House Minority Leader Themis Klarides, R-Derby, said she finds it hard to believe there’s such a large discrepancy between Lembo’s numbers and the governor’s numbers.
“If I were them I would take their shoes off next time they count cause clearly their hands are not enough,” Klarides said. “Somebody has a counting problem.”
She said if the governor’s office truly believes the state still has a $19.9 million deficit then nothing has changed and everything the governor said on opening day “is all a charade to try and make people think he’s now being realistic and tough.”
Senate Minority Leader Len Fasano, R-North Haven, said the state is in a “fiscal mess” and it needs to address its fiscal problems. He said the drop in estimated income tax payments has nothing to do with the stock market. He said he believes residents are leaving the state.
“We have to seriously look at what our state and our families can and cannot afford,” Fasano said. “We can’t just look at the problem before us today either. We have to build a better future for generations to come. We have to budget for generations, not elections.”
House Majority Leader Joe Aresimowicz, D-Berlin, said they are reviewing the numbers from the comptroller, but said he was unable to comment on whether the governor should submit a deficit mitigation plan to the legislature.
Meanwhile, the General Assembly also is grappling with news that next year’s deficit also grew to nearly $900 million, according to nonpartisan legislative analysts. Malloy proposed $570 million in budget cuts, but that now won’t cover the entire deficit. It’s unclear where lawmakers will find the money to plug the hole.
According to Lembo, general fund revenue in 2016 is projected to fall $308.5 million short of initial budget projection, the income tax is estimated to be $464.4 million under budget, and the sales tax is projected to be $109.2 million over original budget projections.
A drop in income tax collections is largely driving the state’s revenue problem in both fiscal years.
The payroll withholding portion of the income tax, which contributes more than 60 percent of total collections, continues to show moderate growth. However, the estimated payment portion of the income tax is 4 percent below last fiscal year.
“In nine of the past 11 fiscal years, final payments have moved in the same direction as estimated payments,” Lembo said. “This historical pattern raises serious concerns regarding April final payment receipts.”
Lembo said the stock “market-driven decline in wealth has had a dampening effect on all states that rely on capital-gains driven tax receipts.”
Lembo noted that “the Federal Reserve reported that the stock market decline in the third quarter of 2015 contributed to a $1.2-trillion drop in American household wealth, which was one of the largest losses since the recession. Corporate equities lost $2.3 trillion during the quarter. At this writing, the stock market continues to post negative growth for 2016.”
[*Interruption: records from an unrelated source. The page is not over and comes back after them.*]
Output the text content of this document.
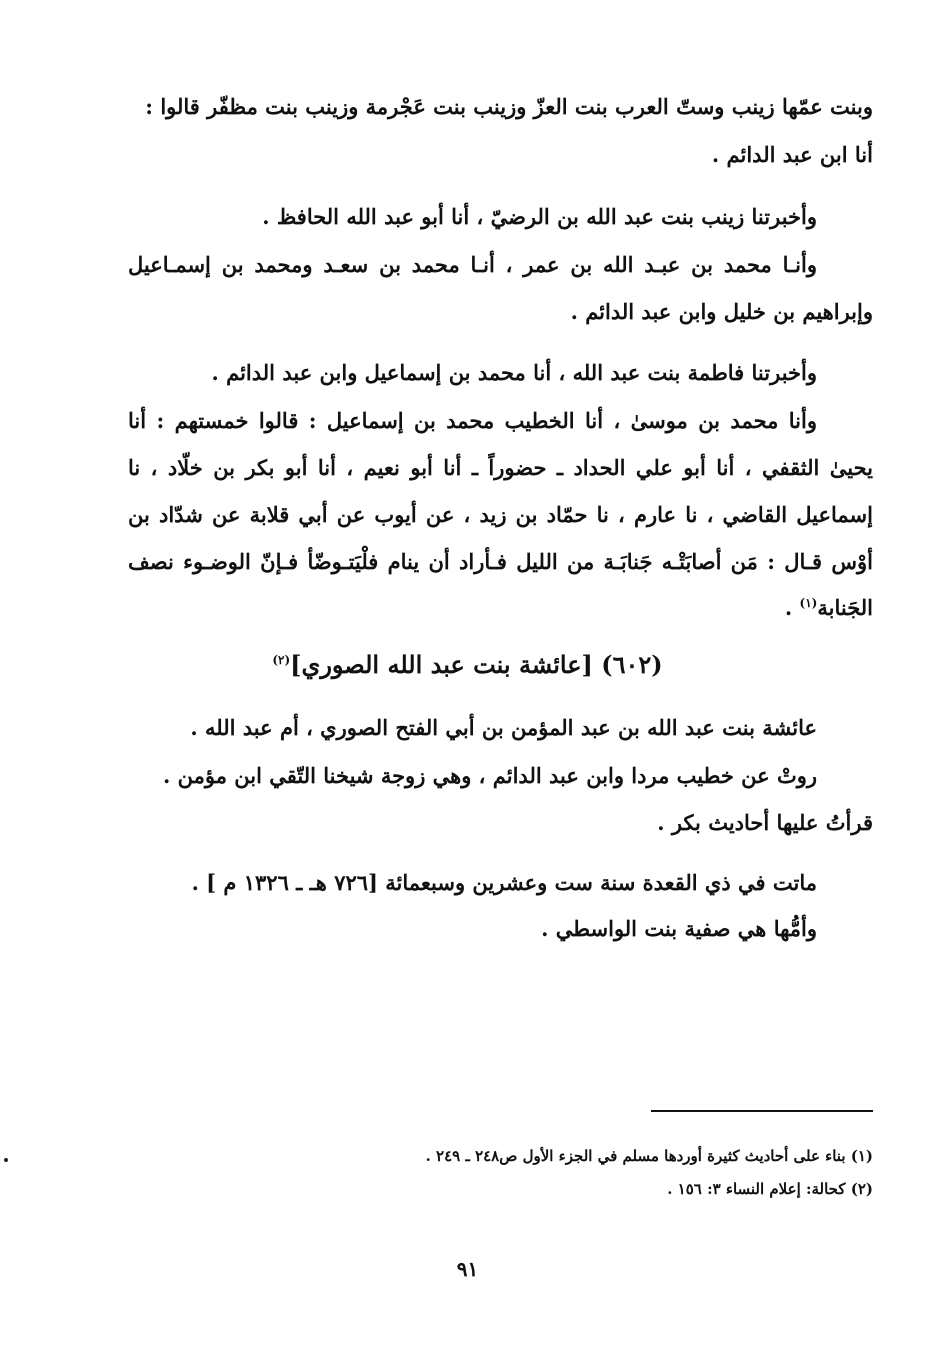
وبنت عمّها زينب وستّ العرب بنت العزّ وزينب بنت عَجْرمة وزينب بنت مظفّر قالوا :
أنا ابن عبد الدائم .
وأخبرتنا زينب بنت عبد الله بن الرضيّ ، أنا أبو عبد الله الحافظ .
وأنـا محمد بن عبـد الله بن عمر ، أنـا محمد بن سعـد ومحمد بن إسمـاعيل
وإبراهيم بن خليل وابن عبد الدائم .
وأخبرتنا فاطمة بنت عبد الله ، أنا محمد بن إسماعيل وابن عبد الدائم .
وأنا محمد بن موسىٰ ، أنا الخطيب محمد بن إسماعيل : قالوا خمستهم : أنا
يحيىٰ الثقفي ، أنا أبو علي الحداد ـ حضوراً ـ أنا أبو نعيم ، أنا أبو بكر بن خلّاد ، نا
إسماعيل القاضي ، نا عارم ، نا حمّاد بن زيد ، عن أيوب عن أبي قلابة عن شدّاد بن
أوْس قـال : مَن أصابَتْـه جَنابَـة من الليل فـأراد أن ينام فلْيَتـوضّأ فـإنّ الوضـوء نصف
الجَنابة$^{(١)}$ .
(٦٠٢) [عائشة بنت عبد الله الصوري]$^{(٢)}$
عائشة بنت عبد الله بن عبد المؤمن بن أبي الفتح الصوري ، أم عبد الله .
روتْ عن خطيب مردا وابن عبد الدائم ، وهي زوجة شيخنا التّقي ابن مؤمن .
قرأتُ عليها أحاديث بكر .
ماتت في ذي القعدة سنة ست وعشرين وسبعمائة [٧٢٦ هـ ـ ١٣٢٦ م ] .
وأمُّها هي صفية بنت الواسطي .
(١) بناء على أحاديث كثيرة أوردها مسلم في الجزء الأول ص٢٤٨ ـ ٢٤٩ .
(٢) كحالة: إعلام النساء ٣: ١٥٦ .
٩١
The governor’s Office of Policy and Management is taking Lembo’s numbers under consideration, but it doesn’t not plan to submit a deficit mitigation plan at this time to the General Assembly.
“The new economic reality requires the state to not spend more than it has — households don’t budget based on what they want to have, but plan based on what they actually have,” Gian-Carl Casa, undersecretary of legislative affairs, said. “State government will need to do the same and OPM is considering options on how to best accomplish that goal.”